Por que o livro me encantou? Além do prazer literário, da forma atraente de relatar suas experiências com a língua, ele me instiga pela ousadia corajosa de Paulo Rónai em se tornar, através da língua, um brasileiro.

Mas é sobre outro Paulo a notícia que me indignou. Ele, também, um brasileiro, mas brasileiro nativo.

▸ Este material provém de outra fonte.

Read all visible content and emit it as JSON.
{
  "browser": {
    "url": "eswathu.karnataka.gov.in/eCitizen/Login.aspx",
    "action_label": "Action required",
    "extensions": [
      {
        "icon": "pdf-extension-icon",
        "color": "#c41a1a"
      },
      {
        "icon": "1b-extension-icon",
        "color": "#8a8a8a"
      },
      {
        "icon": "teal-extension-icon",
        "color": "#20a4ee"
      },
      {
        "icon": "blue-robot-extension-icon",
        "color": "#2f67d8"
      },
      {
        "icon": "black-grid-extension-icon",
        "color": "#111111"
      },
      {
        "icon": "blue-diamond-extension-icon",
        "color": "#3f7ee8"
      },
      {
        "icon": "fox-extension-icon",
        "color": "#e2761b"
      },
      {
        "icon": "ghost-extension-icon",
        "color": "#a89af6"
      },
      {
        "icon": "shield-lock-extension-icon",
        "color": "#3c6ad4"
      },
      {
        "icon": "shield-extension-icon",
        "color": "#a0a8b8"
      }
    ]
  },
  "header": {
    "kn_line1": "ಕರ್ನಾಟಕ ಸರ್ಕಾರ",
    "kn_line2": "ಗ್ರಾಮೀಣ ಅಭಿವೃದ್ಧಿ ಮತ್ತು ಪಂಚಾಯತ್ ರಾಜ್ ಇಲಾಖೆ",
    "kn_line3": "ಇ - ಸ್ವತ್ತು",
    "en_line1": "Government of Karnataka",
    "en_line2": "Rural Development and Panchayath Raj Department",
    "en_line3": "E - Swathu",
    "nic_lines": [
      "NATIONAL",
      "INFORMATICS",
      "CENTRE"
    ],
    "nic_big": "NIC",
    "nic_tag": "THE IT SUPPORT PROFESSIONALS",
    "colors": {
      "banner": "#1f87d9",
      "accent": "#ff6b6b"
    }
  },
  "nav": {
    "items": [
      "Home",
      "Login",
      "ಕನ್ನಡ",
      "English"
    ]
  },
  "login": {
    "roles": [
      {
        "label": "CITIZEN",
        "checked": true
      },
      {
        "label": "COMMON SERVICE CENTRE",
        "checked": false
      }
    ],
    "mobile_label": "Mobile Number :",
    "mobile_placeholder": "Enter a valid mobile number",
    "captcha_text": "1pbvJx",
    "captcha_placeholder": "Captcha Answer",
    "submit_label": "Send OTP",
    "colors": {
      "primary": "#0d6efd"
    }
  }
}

Brasileiro que lutou a vida toda para que a população pobre tivesse acesso à aventura apontada por Ronái: a aprendizagem e descoberta nas letras do sentido de suas experiências de vida.
É sobre Paulo Freire, educador reconhecido internacionalmente e condecorado, em 2012, por unanimidade, na Câmara e no Senado, como Patrono Oficial da Educação brasileira e a quem o desatino de alguns quer desqualificar e destituir, destruindo no mesmo ato, o orgulho de sermos brasileiros.

O projeto de lei apresentado no site do Senado pela estudante Stefanny Papaiano, apoiadora do Movimento Escola sem Partido, cuja bandeira é o combate ao que eles denominam como “Marxismo cultural”, pretende retirar de Paulo Freire o merecido lugar de reconhecimento, reproduzindo a violência da ditadura civil militar que o considerou traidor e o prendeu por 70 dias, em 1964, quando coordenava o Plano Nacional de Alfabetização, no governo de João Goulart. Em seguida, Paulo Freire exilou-se só retornando ao país após a promulgação da Anistia, em 1979.

Outro aspecto trágico dessa proposta é que, o que poderia ser  apenas uma estratégia indecorosa de autopromoção, já conta com o apoio de quase 15.000 assinaturas (dados de 23/9) precisando de apenas mais 5.000 para entrar na pauta do Congresso.

A esse movimento sempre me ocorre nomear: Partido sem Escola, já que, com certeza, faz falta a escolaridade aos adeptos dessa proposta. Mas não uma escola bancária como dizia Paulo Freire, aquela que simplesmente reproduz o conformismo e alienação, mas sim uma escola crítica, libertária e transformadora.

Paulo Freire foi um educador de esquerda? Como se entende isso? Se ser de esquerda é lutar pela dignidade dos que são considerados à margem da sociedade, pela maioria que tenta ultrapassar a linha da miséria a que a economia brasileira os destinou, ou é, na luta de classes, defender o direito dos oprimidos, é ser oposição a regimes autoritários e predadores dos direitos humanos, sim, então somos muitos os que nos orgulhamos dessa forma de ser brasileiro. E que, como Paulo Freire, mantemos a utopia de que os “ninguéns” deste país tenham seu justo reconhecimento como “Alguém” com nome próprio, sobrenome e desejo.  E que a educação deste país possa ser uma “prática da Liberdade”, “o meio pelo qual homens e mulheres lidem de forma crítica com a realidade e descubram como participar na transformação de seu mundo” (Paulo Freire).

Maria Laurinda é psicanalista, membro do Departamento de Psicanálise do Instituto Sedes Sapientiae, professora do Curso de Psicanálise Teoria e Clínica, autora dos livros “Violência” (2005) e “Vertentes da Psicanálise” (2017) ambos da Coleção Clínica Psicanalítica, ed. Casa do Psicólogo.
Paulo Rónai (1907-1992) foi tradutor, revisor, crítico, professor húngaro naturalizado brasileiro de francês e latim no Colégio Pedro II, Rio de Janeiro.


Paulo Freire (1921-1997) foi educador, pedagogo e filósofo, autor da pedagogia do oprimido e defendia uma escola que ensinasse o aluno a “ler o mundo” para poder transformá-lo.